We establish an accrual for loss contingencies when it is both probable that an asset has been impaired or a liability has been incurred and the amount of the loss can be reasonably estimated. When loss contingencies are not probable and cannot be reasonably estimated, we do not establish an accrual.  However, when there is at least a reasonable possibility that a loss has been incurred, but it is not probable or reasonably estimated, we disclose the nature of the loss contingency and an estimate of the possible loss or range of loss as applicable.  Any adjustment made to a loss contingency accrual during an accounting period affects the earnings of the period.

USE OF ESTIMATES

USE OF ESTIMATES

The preparation of financial statements in accordance with U.S. generally accepted accounting principles ("GAAP") requires management to make estimates and assumptions that affect the reported amounts of assets and liabilities, the disclosure of contingent assets and liabilities as of the date of the financial statements, and the reported amounts of revenue and expense during the reporting period. Predicting future events is inherently an imprecise activity and, as such, requires the use of judgment. Ultimate results could differ from those estimates.

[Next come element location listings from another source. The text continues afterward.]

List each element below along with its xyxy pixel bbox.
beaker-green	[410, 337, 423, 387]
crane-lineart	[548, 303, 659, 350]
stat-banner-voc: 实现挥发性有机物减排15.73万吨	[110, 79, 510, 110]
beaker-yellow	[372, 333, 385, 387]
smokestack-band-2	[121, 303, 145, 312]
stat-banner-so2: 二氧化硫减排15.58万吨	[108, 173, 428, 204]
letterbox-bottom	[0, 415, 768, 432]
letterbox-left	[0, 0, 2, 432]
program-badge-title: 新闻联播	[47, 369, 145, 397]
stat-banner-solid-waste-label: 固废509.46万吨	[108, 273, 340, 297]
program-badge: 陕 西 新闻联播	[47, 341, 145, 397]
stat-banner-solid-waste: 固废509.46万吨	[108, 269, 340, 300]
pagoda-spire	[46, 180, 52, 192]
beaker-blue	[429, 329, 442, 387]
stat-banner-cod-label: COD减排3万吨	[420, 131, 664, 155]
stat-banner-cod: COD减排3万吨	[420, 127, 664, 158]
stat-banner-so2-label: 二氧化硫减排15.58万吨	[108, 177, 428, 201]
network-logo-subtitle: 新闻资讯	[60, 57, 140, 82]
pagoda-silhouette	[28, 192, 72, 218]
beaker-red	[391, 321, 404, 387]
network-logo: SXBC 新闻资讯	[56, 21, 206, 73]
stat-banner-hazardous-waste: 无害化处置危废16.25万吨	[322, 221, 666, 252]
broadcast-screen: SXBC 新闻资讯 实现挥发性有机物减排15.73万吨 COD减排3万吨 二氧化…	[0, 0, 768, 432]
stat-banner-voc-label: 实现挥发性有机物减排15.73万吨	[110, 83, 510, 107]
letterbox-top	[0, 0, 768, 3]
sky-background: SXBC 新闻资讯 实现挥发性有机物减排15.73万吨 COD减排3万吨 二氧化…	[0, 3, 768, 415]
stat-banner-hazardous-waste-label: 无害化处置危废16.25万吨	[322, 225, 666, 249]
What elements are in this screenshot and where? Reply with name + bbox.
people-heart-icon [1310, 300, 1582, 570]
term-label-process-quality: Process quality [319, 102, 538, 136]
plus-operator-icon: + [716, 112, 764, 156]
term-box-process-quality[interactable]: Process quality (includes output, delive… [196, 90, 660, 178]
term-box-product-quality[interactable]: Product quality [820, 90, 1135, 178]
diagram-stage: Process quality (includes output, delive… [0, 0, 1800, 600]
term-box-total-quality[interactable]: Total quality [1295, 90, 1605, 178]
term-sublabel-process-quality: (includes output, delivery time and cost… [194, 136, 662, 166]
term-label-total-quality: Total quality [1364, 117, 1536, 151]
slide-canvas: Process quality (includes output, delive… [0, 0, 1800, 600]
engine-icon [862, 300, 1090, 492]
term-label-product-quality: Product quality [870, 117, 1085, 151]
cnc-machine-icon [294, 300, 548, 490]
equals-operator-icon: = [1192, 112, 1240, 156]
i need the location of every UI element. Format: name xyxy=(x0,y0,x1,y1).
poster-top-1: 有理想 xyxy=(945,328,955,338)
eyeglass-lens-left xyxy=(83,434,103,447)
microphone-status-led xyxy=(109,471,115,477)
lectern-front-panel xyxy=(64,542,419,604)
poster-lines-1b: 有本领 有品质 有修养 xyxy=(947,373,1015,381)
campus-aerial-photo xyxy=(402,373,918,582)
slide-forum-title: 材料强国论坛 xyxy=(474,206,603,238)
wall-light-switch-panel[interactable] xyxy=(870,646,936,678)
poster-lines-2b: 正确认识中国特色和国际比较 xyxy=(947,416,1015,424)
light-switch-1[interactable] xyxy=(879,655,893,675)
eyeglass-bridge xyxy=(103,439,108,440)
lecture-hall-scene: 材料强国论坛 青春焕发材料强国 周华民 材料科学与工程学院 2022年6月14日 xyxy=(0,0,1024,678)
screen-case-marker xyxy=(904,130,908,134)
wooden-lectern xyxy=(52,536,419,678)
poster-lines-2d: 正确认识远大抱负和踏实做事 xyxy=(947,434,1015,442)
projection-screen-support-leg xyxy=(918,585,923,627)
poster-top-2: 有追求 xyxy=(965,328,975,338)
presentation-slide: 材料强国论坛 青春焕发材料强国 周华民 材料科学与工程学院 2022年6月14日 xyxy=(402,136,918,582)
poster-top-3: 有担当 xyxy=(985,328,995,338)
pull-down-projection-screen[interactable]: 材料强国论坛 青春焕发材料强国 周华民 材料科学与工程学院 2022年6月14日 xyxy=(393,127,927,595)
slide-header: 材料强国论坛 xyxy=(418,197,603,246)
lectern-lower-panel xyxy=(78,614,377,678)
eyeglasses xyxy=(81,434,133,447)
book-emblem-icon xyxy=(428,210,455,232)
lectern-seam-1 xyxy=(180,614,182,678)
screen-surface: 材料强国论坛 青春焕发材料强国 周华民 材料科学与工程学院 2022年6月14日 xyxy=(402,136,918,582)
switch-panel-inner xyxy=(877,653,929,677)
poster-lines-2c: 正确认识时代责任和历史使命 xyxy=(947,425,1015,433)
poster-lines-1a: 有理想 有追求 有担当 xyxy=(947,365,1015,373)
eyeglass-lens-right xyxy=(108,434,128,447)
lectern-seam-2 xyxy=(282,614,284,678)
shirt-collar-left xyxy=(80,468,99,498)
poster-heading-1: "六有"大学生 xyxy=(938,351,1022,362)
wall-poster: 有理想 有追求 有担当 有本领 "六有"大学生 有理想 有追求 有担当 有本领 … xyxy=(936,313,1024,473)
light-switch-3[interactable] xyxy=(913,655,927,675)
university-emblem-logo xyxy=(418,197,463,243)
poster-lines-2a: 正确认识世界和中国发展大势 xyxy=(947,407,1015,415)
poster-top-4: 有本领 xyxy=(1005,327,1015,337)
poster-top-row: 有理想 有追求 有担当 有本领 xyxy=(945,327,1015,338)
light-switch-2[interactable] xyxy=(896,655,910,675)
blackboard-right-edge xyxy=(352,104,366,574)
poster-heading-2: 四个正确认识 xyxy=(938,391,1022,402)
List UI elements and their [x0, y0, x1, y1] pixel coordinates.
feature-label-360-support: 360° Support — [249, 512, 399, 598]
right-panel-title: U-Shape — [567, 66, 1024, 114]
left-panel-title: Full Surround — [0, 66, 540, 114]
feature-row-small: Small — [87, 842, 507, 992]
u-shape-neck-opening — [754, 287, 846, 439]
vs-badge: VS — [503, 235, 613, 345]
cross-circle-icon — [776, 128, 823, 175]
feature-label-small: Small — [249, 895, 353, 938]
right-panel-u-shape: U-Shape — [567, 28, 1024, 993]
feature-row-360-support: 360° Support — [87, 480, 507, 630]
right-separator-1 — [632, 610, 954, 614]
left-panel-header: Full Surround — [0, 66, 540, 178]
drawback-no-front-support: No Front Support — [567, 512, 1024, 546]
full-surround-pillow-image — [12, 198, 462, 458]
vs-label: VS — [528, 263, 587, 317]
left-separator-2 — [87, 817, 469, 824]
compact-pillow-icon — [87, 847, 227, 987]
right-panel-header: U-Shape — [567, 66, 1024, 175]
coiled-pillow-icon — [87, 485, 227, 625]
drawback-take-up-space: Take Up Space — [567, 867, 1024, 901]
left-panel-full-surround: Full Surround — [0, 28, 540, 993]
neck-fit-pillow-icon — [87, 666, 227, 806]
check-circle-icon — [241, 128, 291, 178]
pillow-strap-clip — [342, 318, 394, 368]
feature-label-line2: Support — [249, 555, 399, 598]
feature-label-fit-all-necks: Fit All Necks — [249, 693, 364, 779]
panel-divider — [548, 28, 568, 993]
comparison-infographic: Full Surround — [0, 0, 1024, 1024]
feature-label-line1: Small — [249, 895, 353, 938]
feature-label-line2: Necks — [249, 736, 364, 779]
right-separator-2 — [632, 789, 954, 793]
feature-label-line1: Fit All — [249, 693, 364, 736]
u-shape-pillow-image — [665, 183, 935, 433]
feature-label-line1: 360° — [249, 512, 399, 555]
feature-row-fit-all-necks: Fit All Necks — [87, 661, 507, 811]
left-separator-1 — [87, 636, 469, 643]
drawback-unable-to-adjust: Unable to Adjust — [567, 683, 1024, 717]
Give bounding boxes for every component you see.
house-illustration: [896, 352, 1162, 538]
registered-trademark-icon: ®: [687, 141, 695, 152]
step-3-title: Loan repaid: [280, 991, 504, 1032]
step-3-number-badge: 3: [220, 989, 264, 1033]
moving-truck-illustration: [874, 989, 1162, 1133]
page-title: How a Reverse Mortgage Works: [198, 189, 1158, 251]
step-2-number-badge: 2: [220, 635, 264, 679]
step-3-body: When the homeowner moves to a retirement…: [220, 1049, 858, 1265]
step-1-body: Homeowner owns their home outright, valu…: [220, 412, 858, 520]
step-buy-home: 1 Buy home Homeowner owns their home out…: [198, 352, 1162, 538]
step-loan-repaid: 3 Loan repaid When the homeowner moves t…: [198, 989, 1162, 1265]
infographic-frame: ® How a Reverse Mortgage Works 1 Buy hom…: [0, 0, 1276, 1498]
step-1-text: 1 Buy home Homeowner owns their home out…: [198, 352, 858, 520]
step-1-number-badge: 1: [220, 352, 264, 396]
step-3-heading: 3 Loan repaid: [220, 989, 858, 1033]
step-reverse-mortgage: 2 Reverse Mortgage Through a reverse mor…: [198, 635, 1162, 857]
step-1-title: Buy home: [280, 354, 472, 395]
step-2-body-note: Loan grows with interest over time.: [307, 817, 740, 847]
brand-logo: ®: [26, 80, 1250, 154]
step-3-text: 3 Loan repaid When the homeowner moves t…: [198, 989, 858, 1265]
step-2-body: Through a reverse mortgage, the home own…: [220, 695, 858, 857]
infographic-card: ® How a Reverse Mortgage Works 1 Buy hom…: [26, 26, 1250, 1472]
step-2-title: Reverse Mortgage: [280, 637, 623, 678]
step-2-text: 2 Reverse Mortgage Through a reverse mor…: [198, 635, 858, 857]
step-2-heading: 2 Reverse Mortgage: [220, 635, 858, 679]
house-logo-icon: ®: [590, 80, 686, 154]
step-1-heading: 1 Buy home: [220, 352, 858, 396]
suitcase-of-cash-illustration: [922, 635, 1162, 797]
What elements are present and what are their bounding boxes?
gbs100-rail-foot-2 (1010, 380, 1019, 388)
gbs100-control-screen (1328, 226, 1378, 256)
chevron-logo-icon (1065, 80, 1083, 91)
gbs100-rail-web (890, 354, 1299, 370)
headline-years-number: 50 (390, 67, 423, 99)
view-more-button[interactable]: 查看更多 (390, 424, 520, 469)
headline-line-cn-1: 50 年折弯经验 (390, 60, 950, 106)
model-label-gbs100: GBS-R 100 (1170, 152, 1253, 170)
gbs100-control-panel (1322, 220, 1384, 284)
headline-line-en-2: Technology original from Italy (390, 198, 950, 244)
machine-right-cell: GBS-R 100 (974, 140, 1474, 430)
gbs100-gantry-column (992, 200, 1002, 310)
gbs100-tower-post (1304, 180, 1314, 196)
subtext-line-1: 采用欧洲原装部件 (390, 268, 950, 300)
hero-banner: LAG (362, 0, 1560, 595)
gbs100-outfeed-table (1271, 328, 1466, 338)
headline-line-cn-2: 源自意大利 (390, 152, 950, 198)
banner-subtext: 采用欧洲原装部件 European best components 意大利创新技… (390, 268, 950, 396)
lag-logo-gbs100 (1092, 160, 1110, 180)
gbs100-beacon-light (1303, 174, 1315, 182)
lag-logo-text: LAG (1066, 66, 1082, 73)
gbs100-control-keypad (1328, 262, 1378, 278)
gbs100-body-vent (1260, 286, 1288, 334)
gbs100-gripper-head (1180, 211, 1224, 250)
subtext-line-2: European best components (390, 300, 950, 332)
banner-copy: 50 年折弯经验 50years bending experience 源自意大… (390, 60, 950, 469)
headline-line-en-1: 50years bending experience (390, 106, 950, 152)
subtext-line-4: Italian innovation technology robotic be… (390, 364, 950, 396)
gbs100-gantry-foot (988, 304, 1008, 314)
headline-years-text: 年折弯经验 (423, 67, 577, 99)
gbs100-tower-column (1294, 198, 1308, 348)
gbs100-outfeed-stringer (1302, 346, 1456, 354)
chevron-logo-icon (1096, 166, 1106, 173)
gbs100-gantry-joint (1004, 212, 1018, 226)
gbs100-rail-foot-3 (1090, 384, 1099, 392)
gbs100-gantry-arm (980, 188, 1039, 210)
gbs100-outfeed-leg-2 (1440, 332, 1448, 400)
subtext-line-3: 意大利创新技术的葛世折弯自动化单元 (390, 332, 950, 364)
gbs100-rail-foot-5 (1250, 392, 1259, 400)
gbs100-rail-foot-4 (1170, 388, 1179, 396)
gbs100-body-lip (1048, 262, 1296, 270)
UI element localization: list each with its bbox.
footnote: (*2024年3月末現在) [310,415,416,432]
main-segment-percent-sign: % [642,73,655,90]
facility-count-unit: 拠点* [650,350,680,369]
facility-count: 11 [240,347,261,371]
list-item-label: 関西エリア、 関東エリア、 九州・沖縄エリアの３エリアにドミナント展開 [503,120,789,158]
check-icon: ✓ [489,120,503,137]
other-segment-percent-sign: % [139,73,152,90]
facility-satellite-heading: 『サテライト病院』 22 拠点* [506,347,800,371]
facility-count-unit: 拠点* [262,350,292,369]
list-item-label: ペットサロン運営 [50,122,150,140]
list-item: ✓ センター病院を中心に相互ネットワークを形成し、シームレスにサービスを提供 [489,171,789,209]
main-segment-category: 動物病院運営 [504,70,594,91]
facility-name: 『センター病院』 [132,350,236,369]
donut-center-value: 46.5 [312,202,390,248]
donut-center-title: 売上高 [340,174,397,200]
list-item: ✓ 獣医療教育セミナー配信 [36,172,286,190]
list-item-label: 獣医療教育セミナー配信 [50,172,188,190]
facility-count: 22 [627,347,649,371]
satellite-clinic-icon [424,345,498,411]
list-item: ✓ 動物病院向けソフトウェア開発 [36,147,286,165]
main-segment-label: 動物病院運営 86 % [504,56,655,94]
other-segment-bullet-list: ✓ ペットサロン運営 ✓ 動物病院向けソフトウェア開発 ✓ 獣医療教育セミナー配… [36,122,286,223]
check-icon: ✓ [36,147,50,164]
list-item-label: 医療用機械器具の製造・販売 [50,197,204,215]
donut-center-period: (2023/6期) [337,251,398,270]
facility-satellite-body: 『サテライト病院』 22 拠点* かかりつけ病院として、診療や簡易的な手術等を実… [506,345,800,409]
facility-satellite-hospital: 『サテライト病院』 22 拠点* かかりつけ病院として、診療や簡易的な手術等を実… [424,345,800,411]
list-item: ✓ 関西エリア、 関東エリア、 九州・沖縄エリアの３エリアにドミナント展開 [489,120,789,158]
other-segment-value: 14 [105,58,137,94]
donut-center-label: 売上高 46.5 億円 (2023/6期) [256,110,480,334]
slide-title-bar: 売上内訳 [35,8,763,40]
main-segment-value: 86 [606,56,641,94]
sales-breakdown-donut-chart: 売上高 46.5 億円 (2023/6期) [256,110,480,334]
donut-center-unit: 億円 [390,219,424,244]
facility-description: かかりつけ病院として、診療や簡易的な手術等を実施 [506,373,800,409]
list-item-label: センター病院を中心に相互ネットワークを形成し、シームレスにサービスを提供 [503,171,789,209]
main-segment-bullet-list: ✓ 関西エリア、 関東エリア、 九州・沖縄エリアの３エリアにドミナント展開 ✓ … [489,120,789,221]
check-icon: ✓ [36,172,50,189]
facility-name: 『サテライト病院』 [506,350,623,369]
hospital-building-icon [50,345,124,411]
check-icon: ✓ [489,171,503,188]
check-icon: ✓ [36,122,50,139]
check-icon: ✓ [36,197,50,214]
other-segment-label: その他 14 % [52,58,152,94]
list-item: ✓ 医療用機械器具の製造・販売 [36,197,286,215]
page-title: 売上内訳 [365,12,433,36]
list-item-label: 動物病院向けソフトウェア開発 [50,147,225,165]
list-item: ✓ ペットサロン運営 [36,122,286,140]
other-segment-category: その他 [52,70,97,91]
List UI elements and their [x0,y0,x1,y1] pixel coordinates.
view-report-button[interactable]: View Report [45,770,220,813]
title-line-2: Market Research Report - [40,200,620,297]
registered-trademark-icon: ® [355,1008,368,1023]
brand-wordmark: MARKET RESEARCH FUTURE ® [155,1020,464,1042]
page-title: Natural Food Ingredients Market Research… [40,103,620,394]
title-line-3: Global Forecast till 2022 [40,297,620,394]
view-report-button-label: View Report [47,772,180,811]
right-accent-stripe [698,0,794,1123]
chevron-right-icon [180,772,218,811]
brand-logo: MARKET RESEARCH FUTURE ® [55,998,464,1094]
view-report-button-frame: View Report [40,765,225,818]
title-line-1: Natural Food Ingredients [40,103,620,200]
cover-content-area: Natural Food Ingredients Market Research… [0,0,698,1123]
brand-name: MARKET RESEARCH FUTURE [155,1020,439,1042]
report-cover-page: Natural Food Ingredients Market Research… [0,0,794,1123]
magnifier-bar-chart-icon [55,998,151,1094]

Changes in these estimates will be reflected in the financial statements in future periods. Significant estimates include warranty reserves, allowance for doubtful accounts, inventory reserves, and the valuation of deferred tax assets. 

STOCK‑BASED COMPENSATION

STOCK‑BASED COMPENSATION

We measure the cost of employee services received in exchange for the award of equity instruments based on the fair value of the award at the date of grant and recognize the cost over the period during which an employee is required to provide services in exchange for the award. Stock options or awards are granted at exercise prices equal to the closing market price of our stock on the day before the date of grant.

For purposes of determining the estimated fair value of stock options, we utilize a Black‑Scholes option pricing model, which requires the input of certain assumptions requiring management judgment. Because our employee stock option awards have characteristics significantly different from those of traded options, and because changes in the input assumptions can materially affect fair value estimates, existing models may not provide a reliable single measure of the fair value of employee stock options.  Management will continue to assess the assumptions and methodologies used to calculate estimated fair value of stock‑based compensation. Circumstances may change and additional data may become available over time that could result in changes to these assumptions and methodologies and thereby materially impact the fair value determination of future grants of stock‑based payment awards. If factors change and we employ different assumptions in future periods, the compensation expense recorded may differ significantly from the stock‑based compensation expense recorded in the current period.

RECENT ACCOUNTING PRONOUNCEMENTS

RECENT ACCOUNTING PRONOUNCEMENTS

Accounting pronouncements recently adopted

  

In August 2018, the Financial Accounting Standards Board ("FASB") issued ASU No. 2018-13, "Fair Value Measurements (Topic 820)" ("ASU 2018-13'). ASU 2018-13 eliminates, amends and adds disclosure requirements for fair value measurements. The standard is required to be adopted for annual periods beginning after December 15, 2019, including interim periods within that annual period, which is our fiscal year 2020. We adopted these changes as of January 1, 2020; however, there are no required changes that apply to our fair value measurements disclosures.